# Canadian Supreme Court vs United States Supreme Court



## erbse (Nov 8, 2006)

I love the Canadian Supreme Court for its strange uniqueness.

Must be the first and only building where the combination of Art Deco and Canadian Chateau Style is _that_ obvious. *Geil!* kay:


----------



## Benonie (Dec 21, 2005)

erbse said:


> Must be the first and only building where the combination of Art Deco and Canadian Chateau Style is _that_ obvious. *Geil!* kay:


And the Edifice Price Tower in the city of Quebec?... 










An art deco skyscraper from 1928 with a Chateau-style roof on top, which is older than the Supreme Court.


----------



## erbse (Nov 8, 2006)

Benonie: Yeah, it follows the same pattern, but still it's not as strict beyond the roof as the Supreme Court is.

Btw, what's that building to the right in the above photo?


----------



## Benonie (Dec 21, 2005)

erbse said:


> Btw, what's that building to the right in the above photo?

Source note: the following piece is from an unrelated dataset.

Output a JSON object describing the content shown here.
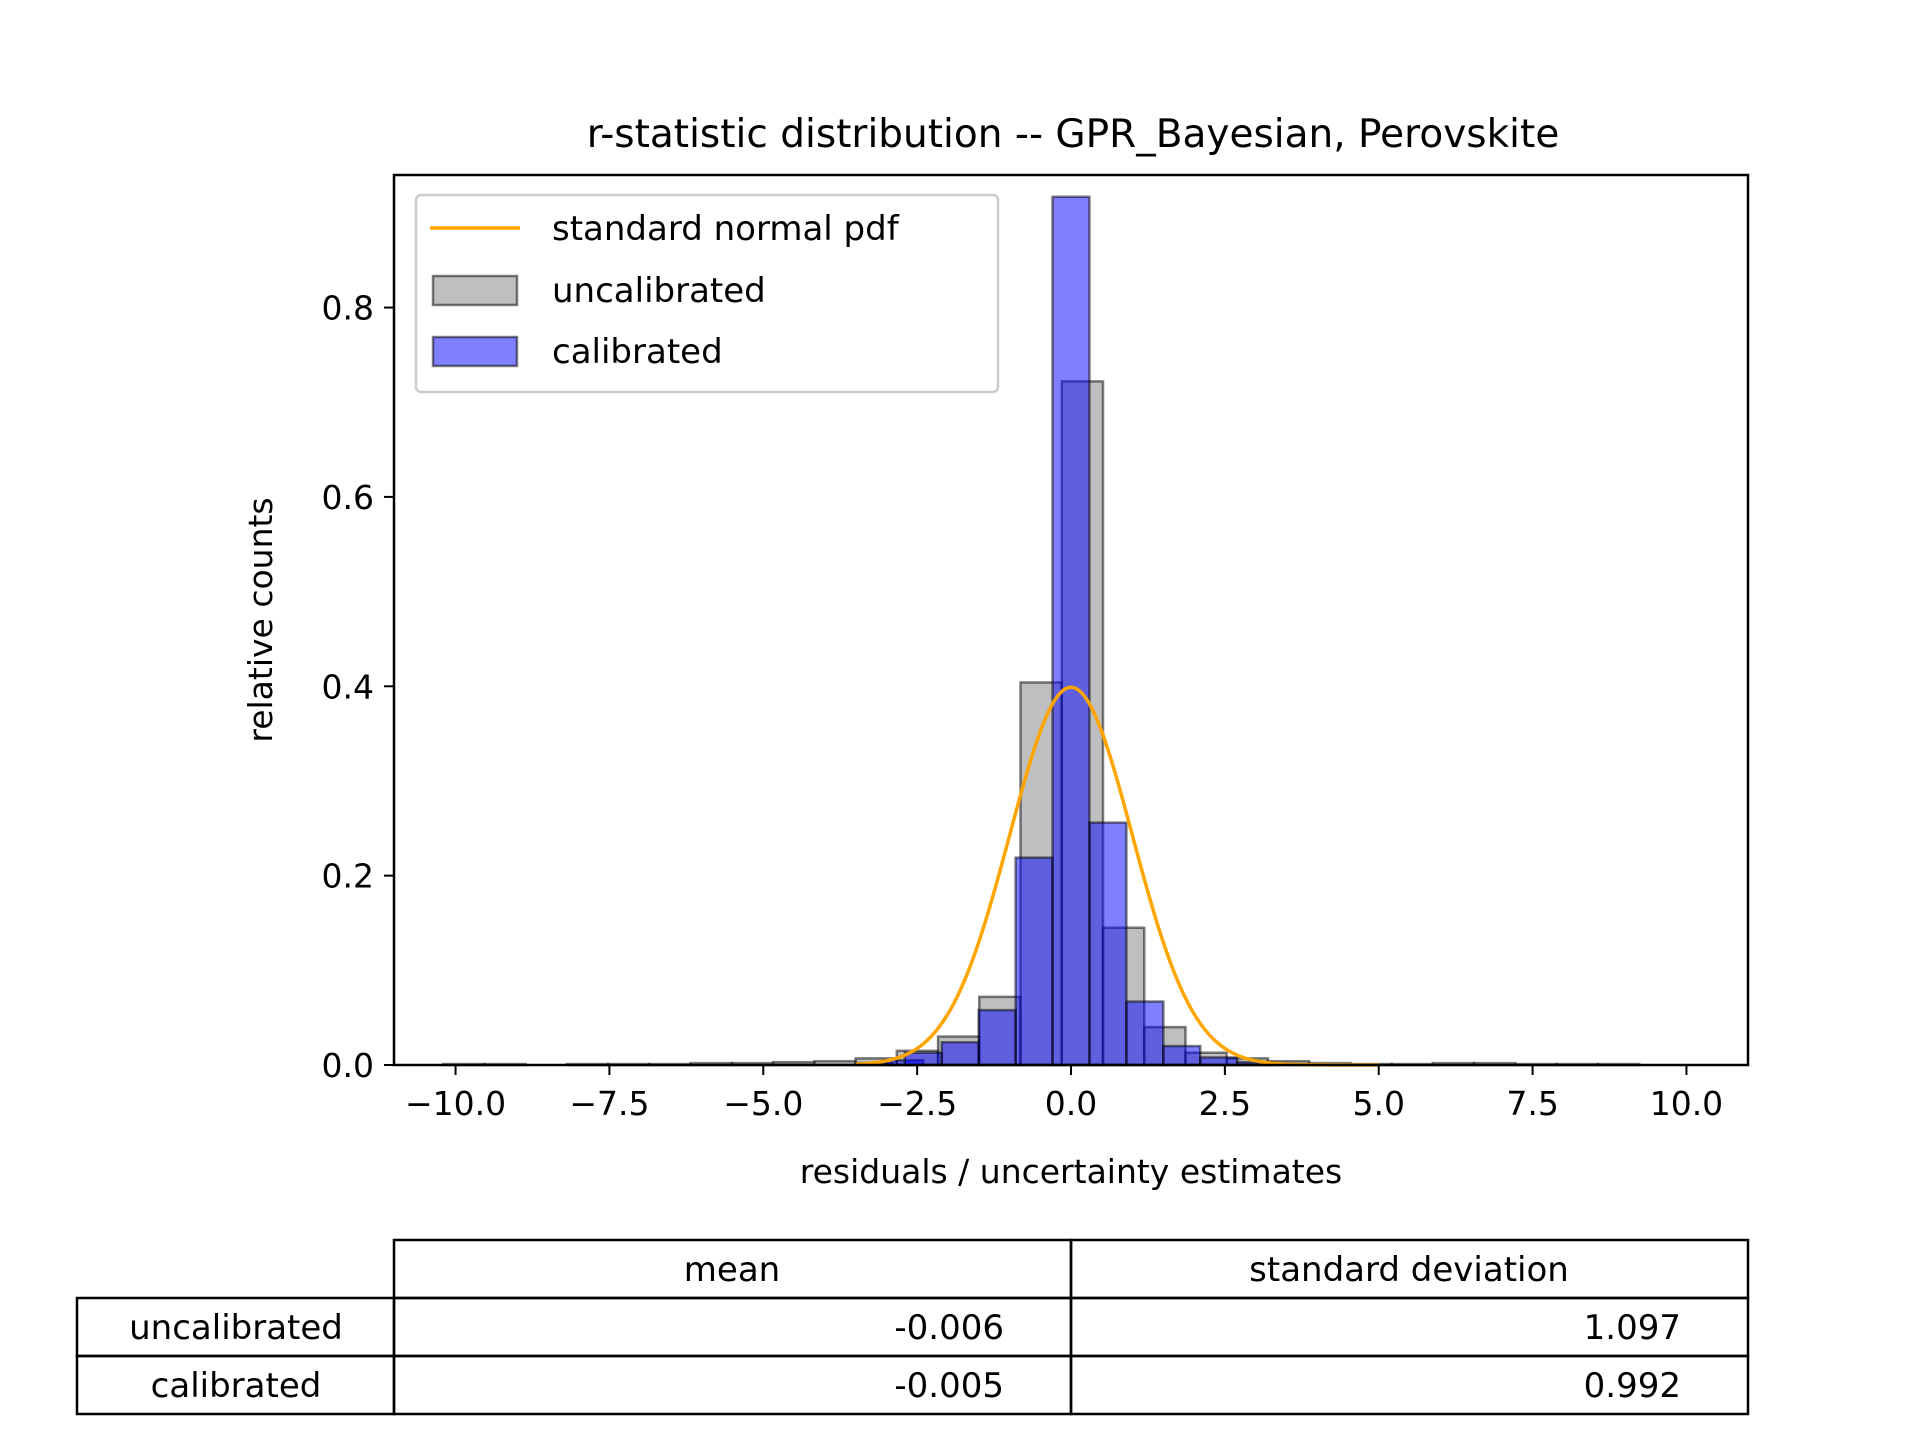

I don't know. Looks like a gouvernement building. Maybe Canadian citizens know more about it?


----------



## Galro (Aug 9, 2010)

It's Quebec city hall.


----------



## master-chivas (Oct 31, 2011)

both are pretty ordinary ... still US is better


----------



## CF221 (Mar 17, 2009)

Wow. The U.S. Supreme Court building is in so many ways so much more stylish, ornate, and beautiful than the Canadian one; not to mention imposing when you are standing right in front of it.


----------



## socrates#1fan (Jul 1, 2008)

Both are nice, but I prefer the US one. It is more intimidating, powerful, and shows the strong Western cultural roots of the country. It says "don't **** with me". Though I don't always agree with what happens behind its walls, I love the building.


----------



## sweet-d (Jul 20, 2010)

USA!


----------



## ThatOneGuy (Jan 13, 2012)

Dammit. I really like both. But I guess I'd have to choose America's building since I love Greek-style pillars.


----------



## anak_mm (Apr 8, 2011)

US
it really shouts "democracy" to it & with all the carved figures looking like the "protectors of justice"


----------



## Taller Better (Aug 27, 2005)

They are surprisingly close in the voting! I have not voted yet....


----------



## KiffKiff (Feb 7, 2012)

I prefer the US Supreme Court too.


----------



## Generacion del 80 (Feb 13, 2013)

US Supreme Court is very awesome. It is much better than the Canadian (excuse my english).


----------